The serious moderation of the CPI report has me seeing a greater possibility of soft landing navigated by the Fed, states Steve Reitmeister of Reitmeister Total Return.

That plus the recent price action cannot have our strategy fighting the tide any longer. With that, we are removing all elements of the previous hedge except we will keep XLG in the fold. Along with that will be adding seven Risk On positions (two ETFs and five stocks). All in all, we are shifting to 70% long the stock market with the trades that follow.

  • Sell all current positions EXCEPT hold onto 11.5% allocation to Invesco S&P 500 Top 50 ETF (XLG)
  • Buy 10% allocation to Russell 2000 ETF (IWM)
  • Buy 10% allocation to Regional Banking ETF (KRE)
  • Buy 8% allocation to Commvault Systems (CVLT)
  • Buy 8% allocation to EnerSys (ENS)
  • Buy 7.5% allocation to NetScout Systems (NTCT)
  • Buy 7.5% allocation to Tennant (TNC)
  • Buy 7.5% allocation to Vontier (VNT)

Given the large number of trades, we are not going to go into detail on each one. So, let's simplify by giving this quickie version. I expect small caps to outperform. Buying IWM is the "Easy Button" to buy this group. The regional banks, as you know, were incredibly beaten down given a small group of bank failures. The greater the odds of a soft landing...the greater the odds this group bounces back with gusto.

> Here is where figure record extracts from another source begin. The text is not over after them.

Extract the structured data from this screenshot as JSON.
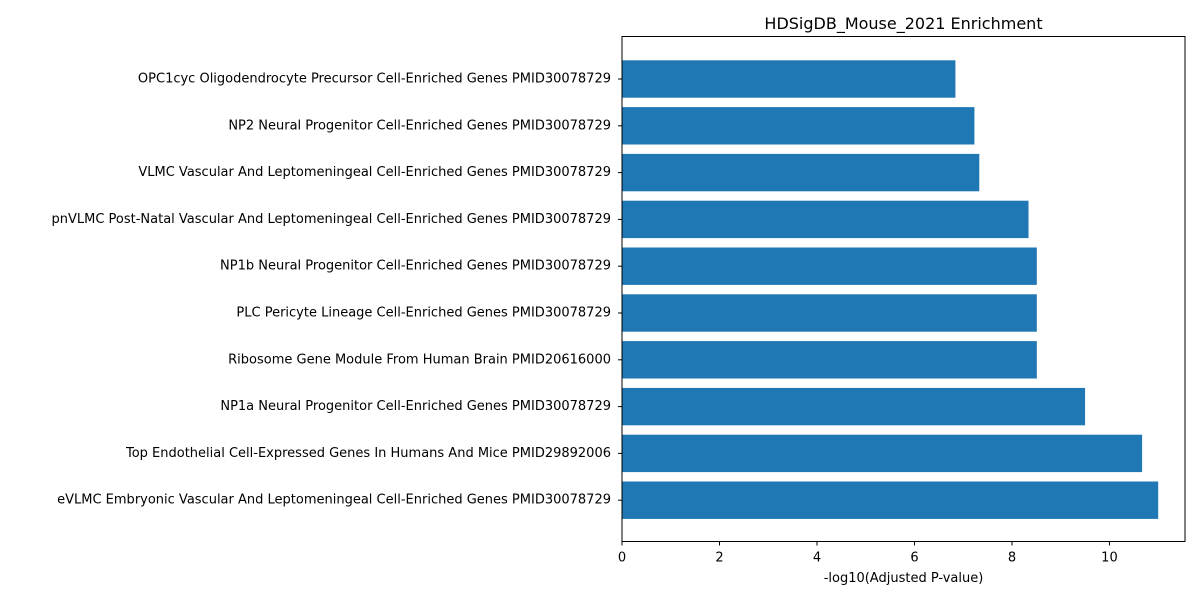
{
  "chart_data": {
    "type": "bar",
    "orientation": "horizontal",
    "title": "HDSigDB_Mouse_2021 Enrichment",
    "xlabel": "-log10(Adjusted P-value)",
    "ylabel": "",
    "xlim": [
      0,
      11.55
    ],
    "xticks": [
      0,
      2,
      4,
      6,
      8,
      10
    ],
    "grid": false,
    "bar_color": "#1f77b4",
    "categories": [
      "OPC1cyc Oligodendrocyte Precursor Cell-Enriched Genes PMID30078729",
      "NP2 Neural Progenitor Cell-Enriched Genes PMID30078729",
      "VLMC Vascular And Leptomeningeal Cell-Enriched Genes PMID30078729",
      "pnVLMC Post-Natal Vascular And Leptomeningeal Cell-Enriched Genes PMID30078729",
      "NP1b Neural Progenitor Cell-Enriched Genes PMID30078729",
      "PLC Pericyte Lineage Cell-Enriched Genes PMID30078729",
      "Ribosome Gene Module From Human Brain PMID20616000",
      "NP1a Neural Progenitor Cell-Enriched Genes PMID30078729",
      "Top Endothelial Cell-Expressed Genes In Humans And Mice PMID29892006",
      "eVLMC Embryonic Vascular And Leptomeningeal Cell-Enriched Genes PMID30078729"
    ],
    "values": [
      6.84,
      7.23,
      7.33,
      8.34,
      8.51,
      8.51,
      8.51,
      9.5,
      10.67,
      11.0
    ]
  }
}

As for the five individual stocks, we added they are all attractive growth, Risk On positions that I got from a mix of POWR Screens ten portfolios. Meaning they are filled to the brim with the best POWR Ratings, which increases the odds of future outperformance. We will give more specifics on each in future commentaries.

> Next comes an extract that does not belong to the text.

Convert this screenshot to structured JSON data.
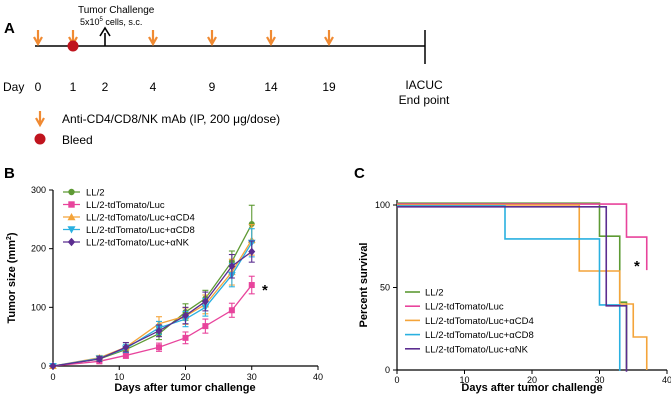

Likely you are wondering...why we are only 70% long instead of 100%?

First, consider a large shift that is already from the bearish hedge we had before. Second, realize that the possibility of a recession and stock sell-off still exists. So, I am not ready for 100% long at this time...but the more that good news prevails...the more we will shift in that direction.

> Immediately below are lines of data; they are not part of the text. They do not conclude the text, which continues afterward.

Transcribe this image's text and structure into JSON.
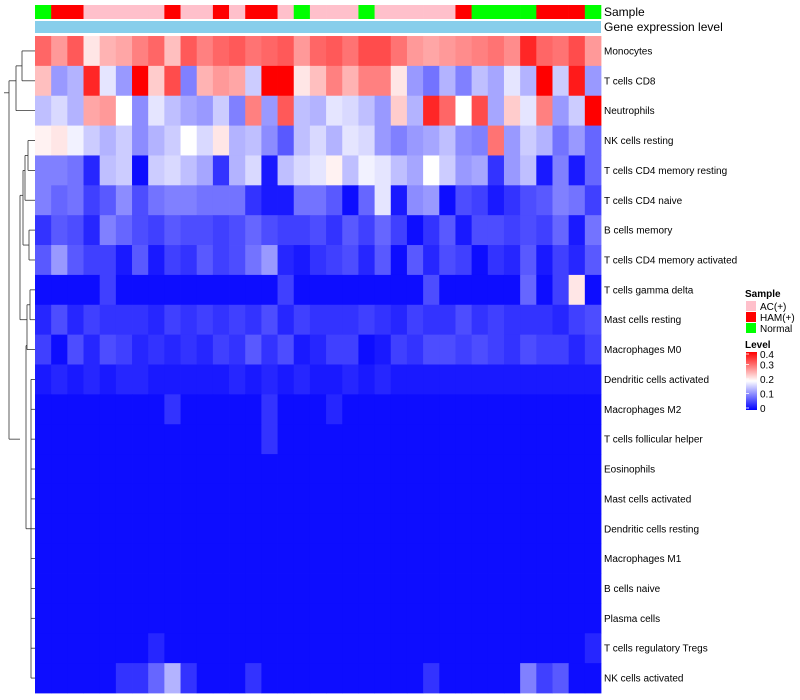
{
  "chart_data": {
    "type": "heatmap",
    "title": "",
    "annotation_titles": [
      "Sample",
      "Gene expression level"
    ],
    "rows": [
      "Monocytes",
      "T cells CD8",
      "Neutrophils",
      "NK cells resting",
      "T cells CD4 memory resting",
      "T cells CD4 naive",
      "B cells memory",
      "T cells CD4 memory activated",
      "T cells gamma delta",
      "Mast cells resting",
      "Macrophages M0",
      "Dendritic cells activated",
      "Macrophages M2",
      "T cells follicular helper",
      "Eosinophils",
      "Mast cells activated",
      "Dendritic cells resting",
      "Macrophages M1",
      "B cells naive",
      "Plasma cells",
      "T cells regulatory  Tregs",
      "NK cells activated"
    ],
    "sample_groups": [
      "Normal",
      "HAM(+)",
      "HAM(+)",
      "AC(+)",
      "AC(+)",
      "AC(+)",
      "AC(+)",
      "AC(+)",
      "HAM(+)",
      "AC(+)",
      "AC(+)",
      "HAM(+)",
      "AC(+)",
      "HAM(+)",
      "HAM(+)",
      "AC(+)",
      "Normal",
      "AC(+)",
      "AC(+)",
      "AC(+)",
      "Normal",
      "AC(+)",
      "AC(+)",
      "AC(+)",
      "AC(+)",
      "AC(+)",
      "HAM(+)",
      "Normal",
      "Normal",
      "Normal",
      "Normal",
      "HAM(+)",
      "HAM(+)",
      "HAM(+)",
      "Normal"
    ],
    "gene_expression_level_band": "light-blue",
    "values": [
      [
        0.32,
        0.28,
        0.33,
        0.22,
        0.26,
        0.27,
        0.3,
        0.32,
        0.25,
        0.33,
        0.3,
        0.32,
        0.33,
        0.31,
        0.32,
        0.33,
        0.28,
        0.32,
        0.33,
        0.31,
        0.34,
        0.34,
        0.31,
        0.28,
        0.27,
        0.28,
        0.29,
        0.3,
        0.31,
        0.29,
        0.37,
        0.32,
        0.31,
        0.34,
        0.28
      ],
      [
        0.25,
        0.12,
        0.14,
        0.37,
        0.18,
        0.12,
        0.4,
        0.24,
        0.34,
        0.1,
        0.26,
        0.28,
        0.27,
        0.16,
        0.4,
        0.4,
        0.22,
        0.25,
        0.3,
        0.26,
        0.3,
        0.3,
        0.22,
        0.12,
        0.09,
        0.14,
        0.1,
        0.15,
        0.13,
        0.18,
        0.14,
        0.4,
        0.16,
        0.38,
        0.12
      ],
      [
        0.15,
        0.17,
        0.14,
        0.27,
        0.28,
        0.2,
        0.11,
        0.18,
        0.15,
        0.13,
        0.12,
        0.16,
        0.1,
        0.3,
        0.12,
        0.33,
        0.15,
        0.14,
        0.18,
        0.17,
        0.15,
        0.12,
        0.24,
        0.14,
        0.37,
        0.32,
        0.2,
        0.34,
        0.13,
        0.24,
        0.18,
        0.3,
        0.12,
        0.16,
        0.4
      ],
      [
        0.21,
        0.22,
        0.19,
        0.16,
        0.14,
        0.16,
        0.11,
        0.14,
        0.16,
        0.2,
        0.17,
        0.22,
        0.14,
        0.15,
        0.11,
        0.07,
        0.15,
        0.17,
        0.14,
        0.18,
        0.17,
        0.12,
        0.1,
        0.12,
        0.13,
        0.15,
        0.11,
        0.1,
        0.31,
        0.12,
        0.16,
        0.14,
        0.09,
        0.12,
        0.08
      ],
      [
        0.1,
        0.1,
        0.09,
        0.03,
        0.15,
        0.16,
        0.01,
        0.16,
        0.17,
        0.15,
        0.13,
        0.04,
        0.14,
        0.17,
        0.02,
        0.15,
        0.17,
        0.18,
        0.21,
        0.15,
        0.19,
        0.18,
        0.15,
        0.13,
        0.2,
        0.16,
        0.12,
        0.13,
        0.04,
        0.12,
        0.15,
        0.02,
        0.1,
        0.02,
        0.08
      ],
      [
        0.1,
        0.08,
        0.09,
        0.05,
        0.07,
        0.11,
        0.06,
        0.09,
        0.1,
        0.1,
        0.09,
        0.09,
        0.09,
        0.04,
        0.02,
        0.02,
        0.09,
        0.09,
        0.07,
        0.01,
        0.08,
        0.18,
        0.02,
        0.11,
        0.12,
        0.01,
        0.06,
        0.05,
        0.02,
        0.04,
        0.06,
        0.07,
        0.1,
        0.09,
        0.05
      ],
      [
        0.04,
        0.07,
        0.06,
        0.03,
        0.1,
        0.08,
        0.06,
        0.05,
        0.07,
        0.06,
        0.06,
        0.05,
        0.06,
        0.08,
        0.06,
        0.05,
        0.05,
        0.06,
        0.04,
        0.07,
        0.05,
        0.08,
        0.05,
        0.01,
        0.04,
        0.07,
        0.02,
        0.06,
        0.06,
        0.05,
        0.06,
        0.05,
        0.08,
        0.02,
        0.09
      ],
      [
        0.07,
        0.12,
        0.07,
        0.05,
        0.05,
        0.02,
        0.07,
        0.02,
        0.05,
        0.04,
        0.07,
        0.05,
        0.06,
        0.09,
        0.12,
        0.03,
        0.02,
        0.04,
        0.05,
        0.06,
        0.03,
        0.07,
        0.01,
        0.07,
        0.03,
        0.06,
        0.05,
        0.01,
        0.04,
        0.03,
        0.07,
        0.02,
        0.05,
        0.03,
        0.07
      ],
      [
        0.01,
        0.01,
        0.01,
        0.01,
        0.05,
        0.01,
        0.01,
        0.01,
        0.01,
        0.01,
        0.01,
        0.01,
        0.01,
        0.01,
        0.01,
        0.05,
        0.01,
        0.01,
        0.01,
        0.01,
        0.01,
        0.01,
        0.01,
        0.01,
        0.06,
        0.01,
        0.01,
        0.01,
        0.01,
        0.01,
        0.08,
        0.01,
        0.05,
        0.22,
        0.01
      ],
      [
        0.03,
        0.06,
        0.03,
        0.05,
        0.04,
        0.04,
        0.04,
        0.03,
        0.05,
        0.04,
        0.05,
        0.04,
        0.05,
        0.04,
        0.06,
        0.03,
        0.05,
        0.04,
        0.04,
        0.04,
        0.05,
        0.04,
        0.03,
        0.05,
        0.04,
        0.04,
        0.06,
        0.04,
        0.05,
        0.04,
        0.04,
        0.04,
        0.03,
        0.05,
        0.06
      ],
      [
        0.05,
        0.01,
        0.06,
        0.03,
        0.06,
        0.05,
        0.03,
        0.04,
        0.03,
        0.04,
        0.03,
        0.05,
        0.04,
        0.07,
        0.04,
        0.06,
        0.02,
        0.03,
        0.05,
        0.05,
        0.01,
        0.02,
        0.05,
        0.04,
        0.06,
        0.06,
        0.05,
        0.06,
        0.05,
        0.04,
        0.06,
        0.05,
        0.05,
        0.03,
        0.05
      ],
      [
        0.02,
        0.03,
        0.02,
        0.03,
        0.02,
        0.03,
        0.03,
        0.02,
        0.02,
        0.02,
        0.02,
        0.02,
        0.03,
        0.02,
        0.03,
        0.02,
        0.03,
        0.02,
        0.02,
        0.03,
        0.02,
        0.03,
        0.02,
        0.02,
        0.02,
        0.02,
        0.02,
        0.02,
        0.02,
        0.02,
        0.02,
        0.02,
        0.02,
        0.02,
        0.02
      ],
      [
        0.01,
        0.01,
        0.01,
        0.01,
        0.01,
        0.01,
        0.01,
        0.01,
        0.04,
        0.01,
        0.01,
        0.01,
        0.01,
        0.01,
        0.04,
        0.01,
        0.01,
        0.01,
        0.03,
        0.01,
        0.01,
        0.01,
        0.01,
        0.01,
        0.01,
        0.01,
        0.01,
        0.01,
        0.01,
        0.01,
        0.01,
        0.01,
        0.01,
        0.01,
        0.01
      ],
      [
        0.01,
        0.01,
        0.01,
        0.01,
        0.01,
        0.01,
        0.01,
        0.01,
        0.01,
        0.01,
        0.01,
        0.01,
        0.01,
        0.01,
        0.04,
        0.01,
        0.01,
        0.01,
        0.01,
        0.01,
        0.01,
        0.01,
        0.01,
        0.01,
        0.01,
        0.01,
        0.01,
        0.01,
        0.01,
        0.01,
        0.01,
        0.01,
        0.01,
        0.01,
        0.01
      ],
      [
        0.01,
        0.01,
        0.01,
        0.01,
        0.01,
        0.01,
        0.01,
        0.01,
        0.01,
        0.01,
        0.01,
        0.01,
        0.01,
        0.01,
        0.01,
        0.01,
        0.01,
        0.01,
        0.01,
        0.01,
        0.01,
        0.01,
        0.01,
        0.01,
        0.01,
        0.01,
        0.01,
        0.01,
        0.01,
        0.01,
        0.01,
        0.01,
        0.01,
        0.01,
        0.01
      ],
      [
        0.01,
        0.01,
        0.01,
        0.01,
        0.01,
        0.01,
        0.01,
        0.01,
        0.01,
        0.01,
        0.01,
        0.01,
        0.01,
        0.01,
        0.01,
        0.01,
        0.01,
        0.01,
        0.01,
        0.01,
        0.01,
        0.01,
        0.01,
        0.01,
        0.01,
        0.01,
        0.01,
        0.01,
        0.01,
        0.01,
        0.01,
        0.01,
        0.01,
        0.01,
        0.01
      ],
      [
        0.01,
        0.01,
        0.01,
        0.01,
        0.01,
        0.01,
        0.01,
        0.01,
        0.01,
        0.01,
        0.01,
        0.01,
        0.01,
        0.01,
        0.01,
        0.01,
        0.01,
        0.01,
        0.01,
        0.01,
        0.01,
        0.01,
        0.01,
        0.01,
        0.01,
        0.01,
        0.01,
        0.01,
        0.01,
        0.01,
        0.01,
        0.01,
        0.01,
        0.01,
        0.01
      ],
      [
        0.01,
        0.01,
        0.01,
        0.01,
        0.01,
        0.01,
        0.01,
        0.01,
        0.01,
        0.01,
        0.01,
        0.01,
        0.01,
        0.01,
        0.01,
        0.01,
        0.01,
        0.01,
        0.01,
        0.01,
        0.01,
        0.01,
        0.01,
        0.01,
        0.01,
        0.01,
        0.01,
        0.01,
        0.01,
        0.01,
        0.01,
        0.01,
        0.01,
        0.01,
        0.01
      ],
      [
        0.01,
        0.01,
        0.01,
        0.01,
        0.01,
        0.01,
        0.01,
        0.01,
        0.01,
        0.01,
        0.01,
        0.01,
        0.01,
        0.01,
        0.01,
        0.01,
        0.01,
        0.01,
        0.01,
        0.01,
        0.01,
        0.01,
        0.01,
        0.01,
        0.01,
        0.01,
        0.01,
        0.01,
        0.01,
        0.01,
        0.01,
        0.01,
        0.01,
        0.01,
        0.01
      ],
      [
        0.01,
        0.01,
        0.01,
        0.01,
        0.01,
        0.01,
        0.01,
        0.01,
        0.01,
        0.01,
        0.01,
        0.01,
        0.01,
        0.01,
        0.01,
        0.01,
        0.01,
        0.01,
        0.01,
        0.01,
        0.01,
        0.01,
        0.01,
        0.01,
        0.01,
        0.01,
        0.01,
        0.01,
        0.01,
        0.01,
        0.01,
        0.01,
        0.01,
        0.01,
        0.01
      ],
      [
        0.01,
        0.01,
        0.01,
        0.01,
        0.01,
        0.01,
        0.01,
        0.03,
        0.01,
        0.01,
        0.01,
        0.01,
        0.01,
        0.01,
        0.01,
        0.01,
        0.01,
        0.01,
        0.01,
        0.01,
        0.01,
        0.01,
        0.01,
        0.01,
        0.01,
        0.01,
        0.01,
        0.01,
        0.01,
        0.01,
        0.01,
        0.01,
        0.01,
        0.01,
        0.03
      ],
      [
        0.01,
        0.01,
        0.01,
        0.01,
        0.01,
        0.04,
        0.04,
        0.08,
        0.14,
        0.04,
        0.01,
        0.01,
        0.01,
        0.04,
        0.01,
        0.01,
        0.01,
        0.01,
        0.01,
        0.01,
        0.01,
        0.01,
        0.01,
        0.01,
        0.04,
        0.01,
        0.01,
        0.01,
        0.01,
        0.01,
        0.1,
        0.05,
        0.07,
        0.01,
        0.01
      ]
    ],
    "legend_sample": {
      "title": "Sample",
      "entries": [
        {
          "label": "AC(+)",
          "color": "#ffc0cb"
        },
        {
          "label": "HAM(+)",
          "color": "#ff0000"
        },
        {
          "label": "Normal",
          "color": "#00ff00"
        }
      ]
    },
    "legend_level": {
      "title": "Level",
      "range": [
        0,
        0.4
      ],
      "ticks": [
        "0.4",
        "0.3",
        "0.2",
        "0.1",
        "0"
      ],
      "tick_values": [
        0.4,
        0.3,
        0.2,
        0.1,
        0
      ],
      "colors": {
        "low": "#0000ff",
        "mid": "#ffffff",
        "high": "#ff0000"
      }
    },
    "gene_band_color": "#87ceeb",
    "row_dendrogram": true
  }
}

What should you do with the Top Ten Small Caps strategy that I have been including in commentary when I was more bearish?

Technically speaking the massive changes to the RTR portfolio today means those extra picks are no longer needed. And thus, I will not show these stocks in my commentary going forward. Does that mean you should sell those small-cap selections in your portfolio? That is entirely up to you. If you plan to follow RTR to the letter and not invest in other stocks/funds, then yes, you should sell them.

Yes, this is a dramatic shift from the recent past. And for as bearish as I was, I still very much had an open mind that this could indeed be the start of the next bull market. That notion was most certainly behind the 4/1/23 change in strategy to become 50% long by adding the Top Ten Small Caps. And that open mind had me prepared to shift even more bullish as new facts emerged. My commentary yesterday spelled some of that out. Plus, the undeniable good news found in the CPI report helps us appreciate the greater bullish possibilities. I guess you could say these fit with my investment style. First, create a market outlook given the facts in hand, and then select a portfolio that befits that outlook.

Next, understand that you might be 100% wrong and thus also wise to create contingency plans of what would make you change your mind...and what trades you would make. Gladly these trades were already making it an easy move after the CPI report came in. Yes, there is a little part of me that fears the Murphy's Law moment. That we are buying in on the last rush of this bull run before a sell-off.

That is always possible with the stock market. Thus, it is important that you know this move is not being made about what I expect to happen in the next few days or weeks. Rather, this is a longer-term shift to appreciate the greater possibility that the long-term bull market may be in hand. So, the sooner our portfolio is aligned with that the better.